Grub Control for Ohio Turfgrass – April and May are Generally Too Soon
In the April 16 BYGL Newsletter there was a brief mention of indirect grub damage occurring this time of year. I use the word ‘indirect’ because the grubs themselves are not doing the damage. Grubs have moved back up close to the surface to do superficial feeding. The feeding from grubs, this time of year, does not do much (if any) damage so long as there is ample moisture in the spring. However, damage is coming from animals looking for an easy food source. From the recent BYGL newsletter:
Both raccoons and skunks have excellent memories and will return to areas that had a good crop of grubs in prior years . . . the process of the animals tearing and rolling the turfgrass can kill portions of it. To prevent damage from the varmints, spread Milorganite or a similar fine graded composted sewage sludge on areas that had grubs last fall.
So, what about controlling the grubs? In the April 17 edition of Purdue’s Turf Tips Timothy Gibb wrote a straightforward article on the best timing for grub control applications. In almost every outdoor retail store and garden center you will see grub control products prominently displayed this time of year.

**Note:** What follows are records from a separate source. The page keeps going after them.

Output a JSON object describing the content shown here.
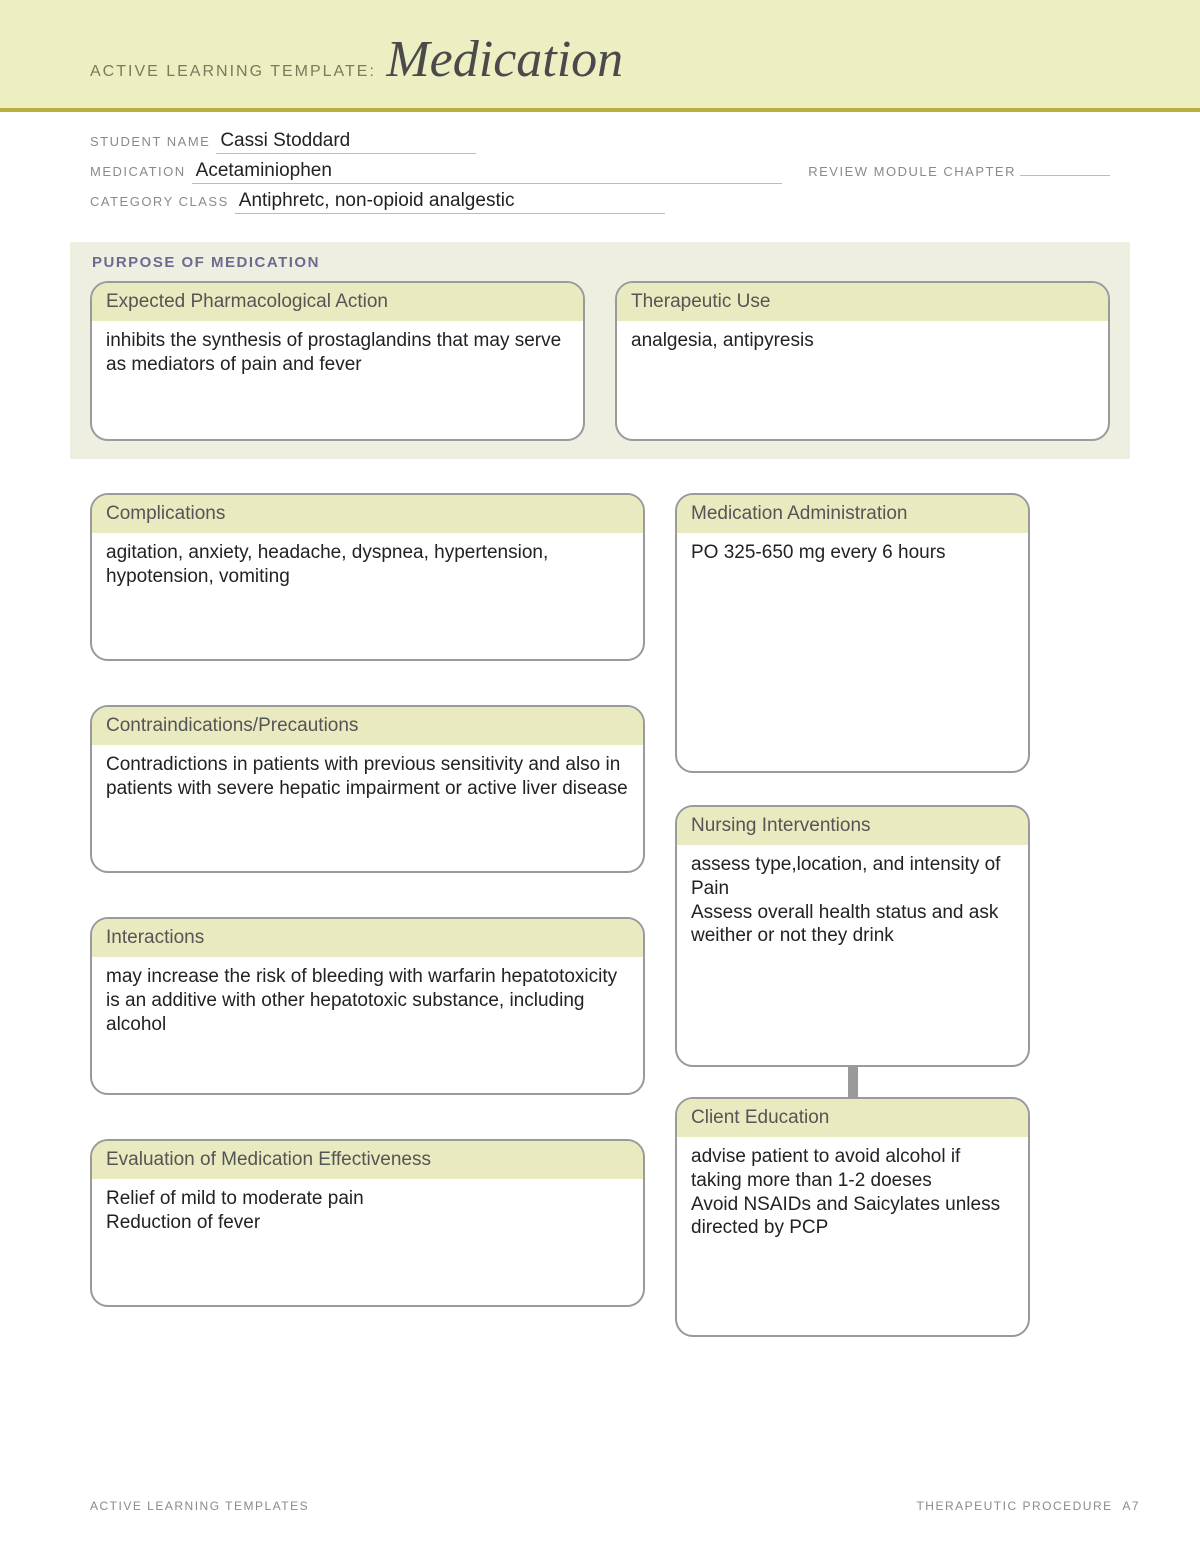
{
  "banner": {
    "label": "ACTIVE LEARNING TEMPLATE:",
    "title": "Medication"
  },
  "meta": {
    "student_label": "STUDENT NAME",
    "student_value": "Cassi Stoddard",
    "medication_label": "MEDICATION",
    "medication_value": "Acetaminiophen",
    "review_label": "REVIEW MODULE CHAPTER",
    "review_value": "",
    "category_label": "CATEGORY CLASS",
    "category_value": "Antiphretc, non-opioid analgestic"
  },
  "purpose": {
    "heading": "PURPOSE OF MEDICATION",
    "pharma": {
      "title": "Expected Pharmacological Action",
      "body": "inhibits the synthesis of prostaglandins that may serve as mediators of pain and fever"
    },
    "therapeutic": {
      "title": "Therapeutic Use",
      "body": "analgesia, antipyresis"
    }
  },
  "cards": {
    "complications": {
      "title": "Complications",
      "body": "agitation, anxiety, headache, dyspnea, hypertension, hypotension, vomiting"
    },
    "admin": {
      "title": "Medication Administration",
      "body": "PO 325-650 mg every 6 hours"
    },
    "contra": {
      "title": "Contraindications/Precautions",
      "body": "Contradictions in patients with previous sensitivity and also in patients with severe hepatic impairment or active liver disease"
    },
    "nursing": {
      "title": "Nursing Interventions",
      "body": "assess type,location, and intensity of Pain\nAssess overall health status and ask weither or not they drink"
    },
    "interactions": {
      "title": "Interactions",
      "body": "may increase the risk of bleeding with warfarin hepatotoxicity is an additive with other hepatotoxic substance, including alcohol"
    },
    "client": {
      "title": "Client Education",
      "body": "advise patient to avoid alcohol if taking more than 1-2 doeses\nAvoid NSAIDs and Saicylates unless directed by PCP"
    },
    "eval": {
      "title": "Evaluation of Medication Effectiveness",
      "body": "Relief of mild to moderate pain\nReduction of fever"
    }
  },
  "footer": {
    "left": "ACTIVE LEARNING TEMPLATES",
    "right": "THERAPEUTIC PROCEDURE",
    "page": "A7"
  },
  "colors": {
    "banner_bg": "#edeec2",
    "banner_rule": "#b9af3f",
    "card_head_bg": "#e9eac0",
    "card_border": "#9a9a9a",
    "purpose_bg": "#efefe1"
  }
}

Applying grub control products in April or May is too early for effective control with today’s current technology. Gibb provides four reasons why you should not make grub control applications in April/May:
- The goal of white grub insecticides is to prevent turf damage, not eradicate grubs. Grub damage in the spring is very minimal and only seen in the driest of years. Since there is a limited chance of significant grub damage, why apply?
- Grubs found in the turfgrass right now are the stage that passed the winter. These feed very little and are extremely difficult to kill. Insecticides applied now will not be very effective.
- Even if you could control grubs now, it will have no effect on the population of grubs come next August when the really damaging generation hatches.
- Insecticides applied now will biodegrade over time and may not remain in the soil at high enough concentrations to be effective in August when we really need them. (Certainly, they will be more effective if applied closer to the egg hatch date in early August).
White grub populations should be assessed beginning in early-August. Populations of annual grub species that are less than six grubs per square foot can usually be masked by water and fertilizers, unless it is a dry year then treatment may be warranted. Populations between 10 and 15 per square foot can cause significant turf damage and treatment should be applied. If your lawn has had a perennial problem with grubs, then a treatment may be warranted. White grub control insecticide treatments are best applied July through mid-August.